Por primera vez desde que llegó a este mundo… Dudó un segundo.
Brakk se acercó.
—No voy a pedirte que te quedes —dijo el jefe del gremio—.
Pero recuerda esto.
Apretó el hombro de Aren.
—Si decides pelear en el centro… yo sostendré el borde.
Aren lo miró.
No había miedo en Brakk.
Solo decisión.
—No morirás por mí —dijo Aren.
Brakk sonrió.
—No.
Moriré si es necesario por la ciudad.
Aren asintió.
Y saltó.
La brecha rugía.
Las criaturas emergían sin fin.
Aren descendió directo al núcleo de la distorsión.

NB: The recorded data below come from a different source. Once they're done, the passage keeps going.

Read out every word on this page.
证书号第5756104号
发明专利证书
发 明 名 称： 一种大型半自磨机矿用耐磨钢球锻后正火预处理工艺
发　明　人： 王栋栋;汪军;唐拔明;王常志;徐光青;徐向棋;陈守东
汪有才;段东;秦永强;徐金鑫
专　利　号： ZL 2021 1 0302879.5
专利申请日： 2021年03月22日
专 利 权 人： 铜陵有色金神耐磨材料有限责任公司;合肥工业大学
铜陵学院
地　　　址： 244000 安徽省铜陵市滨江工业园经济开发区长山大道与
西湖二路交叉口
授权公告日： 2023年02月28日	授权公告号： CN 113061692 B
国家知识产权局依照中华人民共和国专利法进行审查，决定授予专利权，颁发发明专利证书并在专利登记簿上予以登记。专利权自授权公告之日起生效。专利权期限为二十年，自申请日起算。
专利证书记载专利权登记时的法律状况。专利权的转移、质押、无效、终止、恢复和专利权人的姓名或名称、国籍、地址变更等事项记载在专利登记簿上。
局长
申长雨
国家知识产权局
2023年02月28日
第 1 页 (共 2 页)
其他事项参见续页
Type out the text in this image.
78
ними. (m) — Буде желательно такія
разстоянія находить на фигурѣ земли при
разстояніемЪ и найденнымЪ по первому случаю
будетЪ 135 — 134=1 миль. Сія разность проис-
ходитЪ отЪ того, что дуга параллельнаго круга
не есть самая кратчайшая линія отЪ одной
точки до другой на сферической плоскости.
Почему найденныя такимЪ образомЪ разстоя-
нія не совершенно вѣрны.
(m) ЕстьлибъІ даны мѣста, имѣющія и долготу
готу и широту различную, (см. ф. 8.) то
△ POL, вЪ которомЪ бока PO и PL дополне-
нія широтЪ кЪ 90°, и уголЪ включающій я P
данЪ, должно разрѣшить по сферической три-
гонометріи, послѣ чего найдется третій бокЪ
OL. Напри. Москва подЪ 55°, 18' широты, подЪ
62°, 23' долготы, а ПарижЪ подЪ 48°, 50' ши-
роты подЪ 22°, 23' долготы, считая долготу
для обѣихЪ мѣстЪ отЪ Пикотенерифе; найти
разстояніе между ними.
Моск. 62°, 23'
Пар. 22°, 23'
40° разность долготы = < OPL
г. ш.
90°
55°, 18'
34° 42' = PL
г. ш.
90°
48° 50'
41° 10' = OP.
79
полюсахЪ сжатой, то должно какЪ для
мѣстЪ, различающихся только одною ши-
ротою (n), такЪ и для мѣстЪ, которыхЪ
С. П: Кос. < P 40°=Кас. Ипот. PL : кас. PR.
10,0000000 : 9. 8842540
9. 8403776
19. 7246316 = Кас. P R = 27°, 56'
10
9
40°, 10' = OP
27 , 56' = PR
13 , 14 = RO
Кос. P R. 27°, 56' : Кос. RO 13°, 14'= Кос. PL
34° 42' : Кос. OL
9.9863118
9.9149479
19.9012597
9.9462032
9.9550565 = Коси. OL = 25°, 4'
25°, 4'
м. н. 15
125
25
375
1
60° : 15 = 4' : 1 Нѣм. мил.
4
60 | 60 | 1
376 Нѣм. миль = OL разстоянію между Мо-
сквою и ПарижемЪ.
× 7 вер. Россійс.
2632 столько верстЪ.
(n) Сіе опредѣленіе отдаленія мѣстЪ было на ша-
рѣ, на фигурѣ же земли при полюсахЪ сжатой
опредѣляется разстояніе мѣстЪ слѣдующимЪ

El suelo se desintegraba bajo sus pies.
—Esto no es una invasión —dijo—.
Es una señal.
En el centro, flotaba una esfera irregular de energía negra y blanca mezcladas.
—Un ancla híbrida —susurró Caelum—.
Si la destruyes brutalmente… el rebote alcanzará la ciudad.
—Entonces no la destruiré.
Aren extendió la mano.
Su oficio reaccionó.
Pero esta vez… algo fue distinto.
La energía no solo fue rechazada.
Fue absorbida.
Las grietas en la esfera comenzaron a expandirse hacia adentro.
La brecha tembló violentamente.
—¿Qué estás haciendo?
—preguntó Vharzeth.
Aren apretó los dientes.
—Adaptándome.
La esfera colapsó hacia sí misma.
La brecha comenzó a cerrarse.
Las criaturas cayeron al suelo como polvo.
Desde las murallas, Brakk observó el fenómeno.
—No está destruyendo… —murmuró—.
Está reescribiendo.
El cielo sintió el cambio.
Aurelios se levantó lentamente de su trono.
—El oficio… evolucionó.
En la brecha, la esfera implosionó por completo.
Silencio.
Aren cayó de rodillas.
El suelo volvió a estabilizarse.
La fisura desapareció como si nunca hubiera existido.
En Karnel… nadie murió.
Aren respiraba con dificultad.
Una notificación apareció frente a él.
Oficio: GOD SLAYEREstado: Evolución parcial completadaNueva capacidad desbloqueada: Interferencia estructural Aren cerró los ojos.
—Ahora sí… empezamos.
En la muralla, Brakk sonrió.
Pero en el cielo… Por primera vez desde que existía el trono eterno… Aurelios sintió algo cercano a la preocupación.